Chandragupta II was as skilled in Indian warfare as his father. Inscriptions, especially those issued by Prabhavatigupta, describe him as a matchless warrior and as an exterminator of kings. It is thus likely that he devoted much of his attention to the upkeep of his army in good order and ensured that it remained battle-worthy.
Increased contact with the Scythians (Shakas and Kushanas) in India caused many of their military equipment and clothing to be adopted by the Guptas; "it was the Kushana army, well clad and equipped, that became the prototype on which the new military uniform of the Guptas was based" (Alkazi, 99).
The soldiers mostly abandoned the complex turban that had been usually worn earlier and wore their hair loose or tied back with a fillet or skull caps and simple turbans, with tunics, crossed belts on the bare chest or a short, tight-fitting blouse. This was accompanied by a typically Indian, loose lower garment worn in the drawer style or Scythian-inspired trousers with high boots, helmets, and caps.
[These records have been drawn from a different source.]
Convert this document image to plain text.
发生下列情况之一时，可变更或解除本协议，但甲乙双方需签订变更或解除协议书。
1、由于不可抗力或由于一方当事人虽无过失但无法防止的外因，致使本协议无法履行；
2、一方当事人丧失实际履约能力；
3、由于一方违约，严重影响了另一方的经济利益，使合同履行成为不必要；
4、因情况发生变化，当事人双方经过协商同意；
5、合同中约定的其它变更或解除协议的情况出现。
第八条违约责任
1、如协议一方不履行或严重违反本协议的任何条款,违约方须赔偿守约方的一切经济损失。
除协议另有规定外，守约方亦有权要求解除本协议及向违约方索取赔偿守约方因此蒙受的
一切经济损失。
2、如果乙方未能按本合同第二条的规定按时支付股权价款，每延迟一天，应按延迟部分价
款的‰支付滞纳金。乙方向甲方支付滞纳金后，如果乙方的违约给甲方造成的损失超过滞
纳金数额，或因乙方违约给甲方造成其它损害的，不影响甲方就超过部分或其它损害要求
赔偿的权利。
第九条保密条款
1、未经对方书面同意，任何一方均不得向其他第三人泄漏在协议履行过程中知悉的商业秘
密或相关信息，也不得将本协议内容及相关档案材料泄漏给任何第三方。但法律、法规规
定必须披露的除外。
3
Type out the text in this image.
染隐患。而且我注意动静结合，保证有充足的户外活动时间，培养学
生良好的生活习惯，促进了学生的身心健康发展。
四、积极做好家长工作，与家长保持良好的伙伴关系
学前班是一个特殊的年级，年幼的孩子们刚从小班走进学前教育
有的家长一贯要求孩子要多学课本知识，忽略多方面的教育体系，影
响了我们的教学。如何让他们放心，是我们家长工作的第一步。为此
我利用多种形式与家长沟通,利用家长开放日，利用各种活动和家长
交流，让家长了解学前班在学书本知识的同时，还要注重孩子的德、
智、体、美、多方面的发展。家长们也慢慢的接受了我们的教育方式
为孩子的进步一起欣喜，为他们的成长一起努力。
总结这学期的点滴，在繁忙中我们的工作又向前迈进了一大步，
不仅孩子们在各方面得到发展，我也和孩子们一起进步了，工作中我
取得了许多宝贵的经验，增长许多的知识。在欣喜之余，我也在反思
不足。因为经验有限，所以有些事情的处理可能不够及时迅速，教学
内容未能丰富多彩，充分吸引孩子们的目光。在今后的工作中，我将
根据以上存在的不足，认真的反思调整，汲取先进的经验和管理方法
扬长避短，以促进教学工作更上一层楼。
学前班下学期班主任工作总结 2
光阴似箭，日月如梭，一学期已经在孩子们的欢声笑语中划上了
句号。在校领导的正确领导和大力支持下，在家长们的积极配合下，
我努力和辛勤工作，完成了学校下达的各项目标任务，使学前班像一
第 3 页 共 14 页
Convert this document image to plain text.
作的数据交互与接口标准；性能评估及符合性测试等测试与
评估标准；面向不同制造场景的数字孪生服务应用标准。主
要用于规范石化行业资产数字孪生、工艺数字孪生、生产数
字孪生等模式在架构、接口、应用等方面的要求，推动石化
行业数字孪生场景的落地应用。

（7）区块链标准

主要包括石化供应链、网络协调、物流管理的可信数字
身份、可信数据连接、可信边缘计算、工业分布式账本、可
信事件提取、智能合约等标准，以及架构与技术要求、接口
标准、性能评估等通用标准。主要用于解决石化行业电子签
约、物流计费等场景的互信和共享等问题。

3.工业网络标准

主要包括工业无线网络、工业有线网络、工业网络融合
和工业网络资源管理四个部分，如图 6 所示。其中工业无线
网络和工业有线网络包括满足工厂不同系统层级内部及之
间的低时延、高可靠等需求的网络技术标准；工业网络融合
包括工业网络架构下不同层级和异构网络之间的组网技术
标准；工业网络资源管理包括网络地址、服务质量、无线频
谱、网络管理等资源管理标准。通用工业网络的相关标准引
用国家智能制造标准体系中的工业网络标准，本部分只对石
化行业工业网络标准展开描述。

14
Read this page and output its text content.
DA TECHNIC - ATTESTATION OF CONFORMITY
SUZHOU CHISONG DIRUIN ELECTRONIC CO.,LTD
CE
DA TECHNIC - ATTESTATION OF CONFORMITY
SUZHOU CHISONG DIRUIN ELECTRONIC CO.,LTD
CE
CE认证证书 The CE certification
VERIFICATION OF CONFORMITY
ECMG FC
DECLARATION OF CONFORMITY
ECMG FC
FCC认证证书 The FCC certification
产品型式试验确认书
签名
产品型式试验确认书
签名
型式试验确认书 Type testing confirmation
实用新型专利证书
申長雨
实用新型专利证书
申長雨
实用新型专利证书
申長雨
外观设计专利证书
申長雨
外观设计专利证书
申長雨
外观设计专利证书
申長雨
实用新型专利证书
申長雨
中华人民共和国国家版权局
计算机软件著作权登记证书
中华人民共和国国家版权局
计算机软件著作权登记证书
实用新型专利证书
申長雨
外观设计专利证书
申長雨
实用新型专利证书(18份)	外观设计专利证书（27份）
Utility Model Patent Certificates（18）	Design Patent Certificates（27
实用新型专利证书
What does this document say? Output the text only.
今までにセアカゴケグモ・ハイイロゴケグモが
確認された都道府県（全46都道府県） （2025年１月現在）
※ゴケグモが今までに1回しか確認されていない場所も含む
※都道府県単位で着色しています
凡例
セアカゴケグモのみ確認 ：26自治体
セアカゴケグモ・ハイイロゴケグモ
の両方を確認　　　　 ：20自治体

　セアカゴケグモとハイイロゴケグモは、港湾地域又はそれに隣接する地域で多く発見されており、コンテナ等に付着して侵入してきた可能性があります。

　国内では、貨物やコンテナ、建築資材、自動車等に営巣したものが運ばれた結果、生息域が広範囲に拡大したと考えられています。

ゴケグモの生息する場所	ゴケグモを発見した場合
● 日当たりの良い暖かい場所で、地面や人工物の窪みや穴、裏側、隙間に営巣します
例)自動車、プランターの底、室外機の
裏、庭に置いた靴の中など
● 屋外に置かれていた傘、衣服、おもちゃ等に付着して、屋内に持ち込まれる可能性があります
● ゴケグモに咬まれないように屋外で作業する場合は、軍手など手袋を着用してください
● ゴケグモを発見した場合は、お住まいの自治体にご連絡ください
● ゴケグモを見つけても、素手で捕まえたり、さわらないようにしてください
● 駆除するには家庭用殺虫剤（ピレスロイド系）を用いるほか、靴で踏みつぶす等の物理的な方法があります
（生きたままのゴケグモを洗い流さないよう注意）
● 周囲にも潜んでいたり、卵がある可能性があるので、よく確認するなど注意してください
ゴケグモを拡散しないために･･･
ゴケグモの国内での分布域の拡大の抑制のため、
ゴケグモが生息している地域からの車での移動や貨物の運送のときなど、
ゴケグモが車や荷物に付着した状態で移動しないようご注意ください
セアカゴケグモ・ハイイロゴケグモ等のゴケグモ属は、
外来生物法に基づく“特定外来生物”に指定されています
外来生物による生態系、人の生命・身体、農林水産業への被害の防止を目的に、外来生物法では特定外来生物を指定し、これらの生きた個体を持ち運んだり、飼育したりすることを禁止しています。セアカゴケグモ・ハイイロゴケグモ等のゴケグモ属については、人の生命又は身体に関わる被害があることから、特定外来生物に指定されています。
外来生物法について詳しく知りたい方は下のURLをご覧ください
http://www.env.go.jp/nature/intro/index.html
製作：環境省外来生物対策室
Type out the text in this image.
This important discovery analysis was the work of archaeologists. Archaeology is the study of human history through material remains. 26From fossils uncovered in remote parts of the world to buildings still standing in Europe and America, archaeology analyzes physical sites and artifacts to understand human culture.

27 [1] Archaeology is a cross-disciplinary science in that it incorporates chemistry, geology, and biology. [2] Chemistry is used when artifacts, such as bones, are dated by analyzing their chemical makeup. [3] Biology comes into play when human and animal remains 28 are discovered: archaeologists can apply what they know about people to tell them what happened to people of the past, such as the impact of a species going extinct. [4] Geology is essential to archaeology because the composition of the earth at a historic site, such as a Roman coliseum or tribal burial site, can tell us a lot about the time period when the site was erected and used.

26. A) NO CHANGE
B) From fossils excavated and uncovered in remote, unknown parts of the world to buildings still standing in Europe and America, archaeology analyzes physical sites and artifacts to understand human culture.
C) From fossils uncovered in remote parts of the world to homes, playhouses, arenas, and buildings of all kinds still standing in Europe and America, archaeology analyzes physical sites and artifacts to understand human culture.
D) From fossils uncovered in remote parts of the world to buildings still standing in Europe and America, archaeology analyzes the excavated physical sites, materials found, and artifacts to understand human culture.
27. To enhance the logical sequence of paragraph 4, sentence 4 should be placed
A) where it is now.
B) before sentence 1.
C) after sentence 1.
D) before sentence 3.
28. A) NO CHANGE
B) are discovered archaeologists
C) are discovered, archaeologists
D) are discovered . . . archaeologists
There was even a kind of camouflage clothing made by applying tie-dye techniques to cloth. The cavalrymen wore coats and trousers, which were often very colourful and gaily decorated. The elephant warriors were dressed in decorated blouses and striped drawers. The elites commanding the army or other officials, along with coats and trousers, wore armour (especially of metal). Other classes of crack troops were similarly well-furnished.
Shields were rectangular or curved and often made from rhinoceros hide in checked designs. Many kinds of weapons such as curved swords, bows and arrows, javelins, lances, axes, pikes, clubs and maces were used.
In ancient India, initially, the army was fourfold (chaturanga), consisting of infantry, cavalry, elephants and chariots. By the time of the Guptas, the chariots were going into disuse, and the onus was falling on the other three arms. Each arm had its own head (or commander). The chief of the army was called the baladhikarananika or baladhikarana. The head of the infantry and the cavalry was the bhatashvapati. The head of the elephants was known as the mahapilupati. The army consisted of the standing army of the state (maula), mercenaries (bhrita), allied forces (mitra), and those furnished by corporate guilds (shreni).
Chandragupta II created a large measure of stability in his time. Kumaragupta I’s reign was thus largely peaceful. The achievements in various facets of life, particularly economic and in the realm of art, contributed to further progress in the later periods, and have left behind an enduring legacy.